When you set up anti_join()
, you need to say what the column names are, on the left and right hand sides. In the stop_words
data object in tidytext, the column is called word
and in your dataframe, it is called token
.
library(tidyverse)
library(tidytext)
docID <- c(1, 2, 2, 2, 3)
token <- c("the", "cat", "sat", "on-the-mat", "with3hats")

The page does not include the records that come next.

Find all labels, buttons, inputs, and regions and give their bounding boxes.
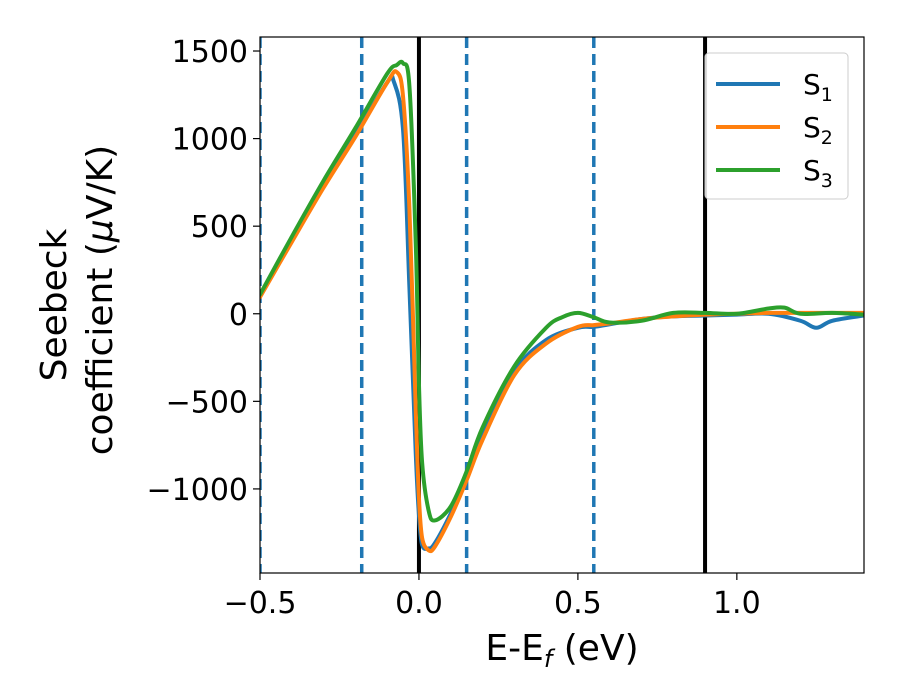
y-tick-label: 500 <box>191 210 248 245</box>
y-axis-label-line2: coefficient (μV/K) <box>80 145 121 455</box>
y-axis-ticks: −1000 −500 0 500 1000 1500 <box>147 35 260 508</box>
legend: S1 S2 S3 <box>704 52 849 200</box>
y-tick-label: 1000 <box>172 123 248 158</box>
x-tick-label: 1.0 <box>713 586 761 621</box>
y-tick-label: −500 <box>166 385 248 420</box>
x-tick-label: 0.0 <box>395 586 443 621</box>
x-axis-ticks: −0.5 0.0 0.5 1.0 <box>224 573 761 621</box>
x-tick-label: 0.5 <box>554 586 602 621</box>
y-tick-label: 0 <box>229 298 248 333</box>
legend-label-s2: S2 <box>803 111 833 149</box>
y-tick-label: −1000 <box>147 473 248 508</box>
plot-frame <box>259 36 865 574</box>
legend-label-s3: S3 <box>803 154 833 192</box>
x-tick-label: −0.5 <box>224 586 297 621</box>
series-line-s3 <box>260 59 864 523</box>
series-lines <box>260 59 864 554</box>
legend-label-s1: S1 <box>803 68 833 106</box>
y-axis-label-line1: Seebeck <box>34 228 75 381</box>
x-axis-label: E-Ef (eV) <box>485 628 638 673</box>
y-tick-label: 1500 <box>172 35 248 70</box>
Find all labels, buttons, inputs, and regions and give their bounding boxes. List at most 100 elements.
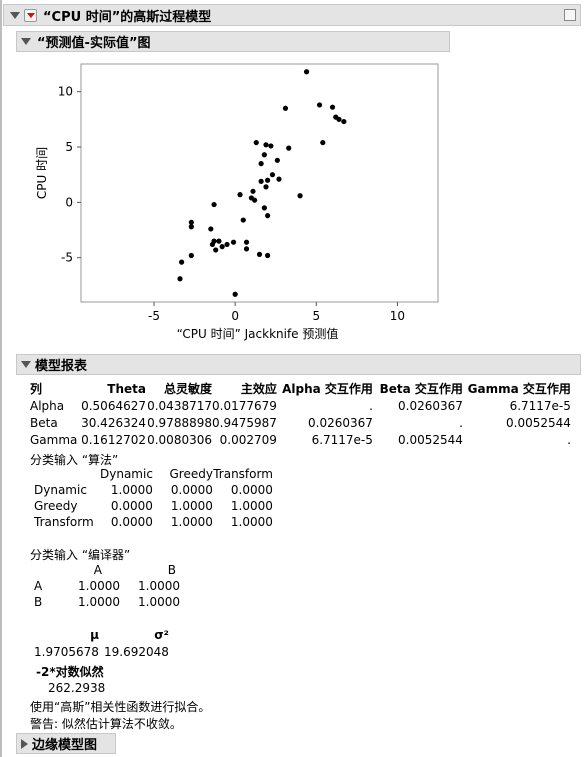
col-header: Dynamic <box>100 467 153 481</box>
cell: 0.0000 <box>110 499 153 513</box>
data-point <box>258 161 264 167</box>
data-point <box>213 247 219 253</box>
cell: 0.9475987 <box>212 415 277 430</box>
row-label: B <box>34 595 43 609</box>
data-point <box>265 177 271 183</box>
data-point <box>263 142 269 148</box>
cell: 0.1612702 <box>81 432 146 447</box>
model-table-header-row: 列 Theta 总灵敏度 主效应 Alpha 交互作用 Beta 交互作用 Ga… <box>30 380 571 397</box>
table-row: A 1.0000 1.0000 <box>34 578 180 594</box>
mu-value: 1.9705678 <box>34 644 99 659</box>
row-label: Dynamic <box>34 483 87 497</box>
data-point <box>250 188 256 194</box>
data-point <box>303 69 310 75</box>
cell: 0.0260367 <box>308 415 373 430</box>
table-row: Dynamic 1.0000 0.0000 0.0000 <box>34 482 273 498</box>
x-axis-label: “CPU 时间” Jackknife 预测值 <box>177 326 339 341</box>
cell: 1.0000 <box>78 595 120 609</box>
data-point <box>209 241 216 248</box>
cell: Beta <box>30 415 58 430</box>
marginal-plot-title: 边缘模型图 <box>32 738 98 753</box>
table-row: Beta 30.426324 0.9788898 0.9475987 0.026… <box>30 414 571 431</box>
data-point <box>269 172 276 178</box>
table-header-row: A B <box>34 562 180 578</box>
plot-section-title: “预测值-实际值”图 <box>37 36 151 51</box>
cat-compiler-table: A B A 1.0000 1.0000 B 1.0000 1.0000 <box>34 562 180 610</box>
expand-triangle-icon[interactable] <box>21 738 28 749</box>
cell: 0.0000 <box>110 515 153 529</box>
cell: 1.0000 <box>138 579 180 593</box>
data-point <box>243 246 250 252</box>
table-row: Transform 0.0000 1.0000 1.0000 <box>34 514 273 530</box>
data-point <box>243 239 250 245</box>
row-label: Transform <box>34 515 94 529</box>
data-point <box>265 252 271 259</box>
cell: 0.0438717 <box>147 398 212 413</box>
data-point <box>316 102 323 108</box>
collapse-triangle-icon[interactable] <box>10 11 20 19</box>
col-header: A <box>93 563 102 577</box>
data-point <box>276 176 282 182</box>
data-point <box>265 213 271 219</box>
cell: 6.7117e-5 <box>311 432 373 447</box>
plot-section-header[interactable]: “预测值-实际值”图 <box>16 31 450 52</box>
cell: . <box>369 398 373 413</box>
x-tick-label: 0 <box>231 309 239 323</box>
data-point <box>177 276 183 282</box>
cell: 0.0177679 <box>212 398 277 413</box>
table-row: Gamma 0.1612702 0.0080306 0.002709 6.711… <box>30 431 571 448</box>
report-options-icon[interactable] <box>564 9 576 21</box>
data-point <box>256 251 263 257</box>
data-point <box>237 192 243 198</box>
table-row: Greedy 0.0000 1.0000 1.0000 <box>34 498 273 514</box>
data-point <box>232 291 238 297</box>
model-table: 列 Theta 总灵敏度 主效应 Alpha 交互作用 Beta 交互作用 Ga… <box>30 380 571 448</box>
data-point <box>253 139 259 146</box>
row-label: A <box>34 579 43 593</box>
data-point <box>341 118 347 125</box>
collapse-triangle-icon[interactable] <box>21 361 31 368</box>
cat-algorithm-table: Dynamic Greedy Transform Dynamic 1.0000 … <box>34 466 273 530</box>
data-point <box>297 193 303 199</box>
col-header: Alpha 交互作用 <box>282 382 373 396</box>
data-point <box>216 238 222 244</box>
y-tick-label: 10 <box>58 85 73 99</box>
table-header-row: μ σ² <box>34 626 169 643</box>
left-edge-line <box>0 0 2 757</box>
sigma-label: σ² <box>154 627 169 642</box>
cell: 1.0000 <box>138 595 180 609</box>
data-point <box>286 145 292 151</box>
predicted-vs-actual-plot: -5 0 5 10 10 5 0 -5 “CPU 时间” Jackknife 预测值 CPU 时间 <box>35 63 439 341</box>
loglik-label: -2*对数似然 <box>36 665 104 679</box>
cell: 1.0000 <box>170 499 213 513</box>
cell: 6.7117e-5 <box>509 398 571 413</box>
table-row: Alpha 0.5064627 0.0438717 0.0177679 . 0.… <box>30 397 571 414</box>
data-point <box>188 219 194 225</box>
table-row: 1.9705678 19.692048 <box>34 643 169 660</box>
data-point <box>188 252 194 259</box>
data-point <box>211 201 217 208</box>
marginal-plot-header[interactable]: 边缘模型图 <box>16 733 116 754</box>
report-header[interactable]: “CPU 时间”的高斯过程模型 <box>3 4 581 26</box>
col-header: 列 <box>30 382 43 396</box>
collapse-triangle-icon[interactable] <box>21 38 31 45</box>
data-point <box>268 143 274 149</box>
cell: 0.0260367 <box>398 398 463 413</box>
mu-label: μ <box>90 627 99 642</box>
table-row: B 1.0000 1.0000 <box>34 594 180 610</box>
cell: 1.0000 <box>230 515 273 529</box>
data-point <box>230 239 237 245</box>
col-header: Greedy <box>169 467 213 481</box>
report-title: “CPU 时间”的高斯过程模型 <box>43 9 212 25</box>
sigma-value: 19.692048 <box>104 644 169 659</box>
cell: 30.426324 <box>81 415 146 430</box>
table-header-row: Dynamic Greedy Transform <box>34 466 273 482</box>
model-report-header[interactable]: 模型报表 <box>16 354 581 375</box>
data-point <box>320 139 326 146</box>
loglik-value: 262.2938 <box>48 681 106 695</box>
cell: 0.0052544 <box>398 432 463 447</box>
y-tick-label: 0 <box>65 195 73 209</box>
params-table: μ σ² 1.9705678 19.692048 <box>34 626 169 660</box>
cell: 0.0000 <box>230 483 273 497</box>
red-triangle-menu-icon[interactable] <box>24 8 37 22</box>
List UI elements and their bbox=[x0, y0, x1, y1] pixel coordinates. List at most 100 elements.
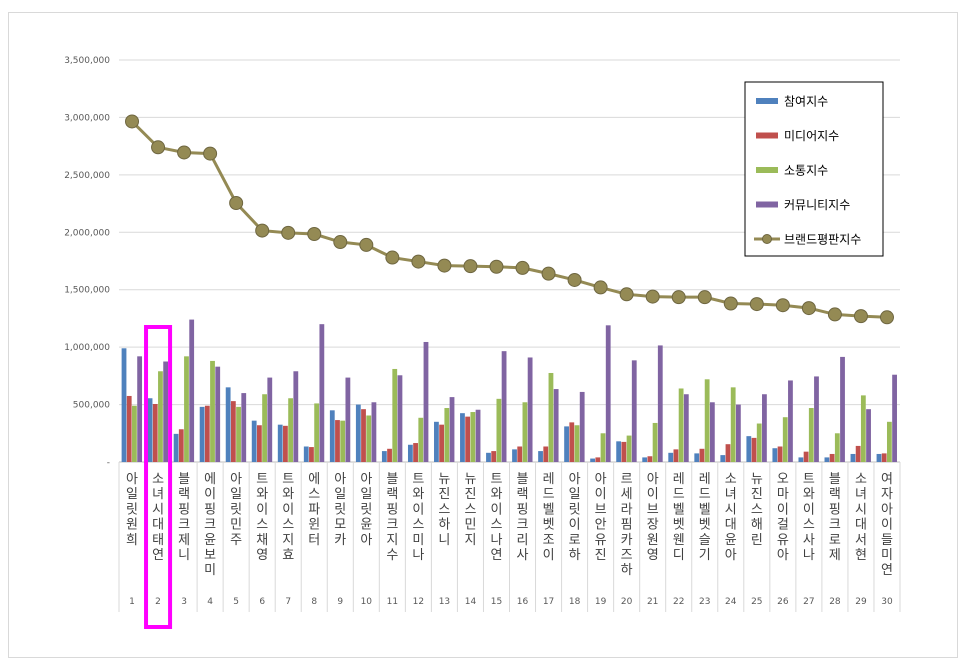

count <- c(10, 20, 30, 10, 20)
df <- data_frame(docID, token, count)
clean_df <- df %>%
anti_join(stop_words, by= c("token" = "word"))
clean_df
#> # A tibble: 4 x 3
#> docID token count
#> <dbl> <chr> <dbl>
#> 1 2.00 cat 20.0
#> 2 2.00 sat 30.0
#> 3 2.00 on-the-mat 10.0
#> 4 3.00 with3hats 20.0
Notice that "the" is now gone because it is in the stop_words
dataset.
In a comment, you asked about removing tokens that contain punctuation or numbers. I'd use filter()
for this (you can actually use filter()
to remove stopwords too, if you prefer.)
clean_df <- df %>%
filter(!str_detect(token, "[:punct:]|[:digit:]"))
clean_df
#> # A tibble: 3 x 3
#> docID token count
#> <dbl> <chr> <dbl>
#> 1 1.00 the 10.0
#> 2 2.00 cat 20.0
#> 3 2.00 sat 30.0
If you want to do both, build up your object with both lines using pipes.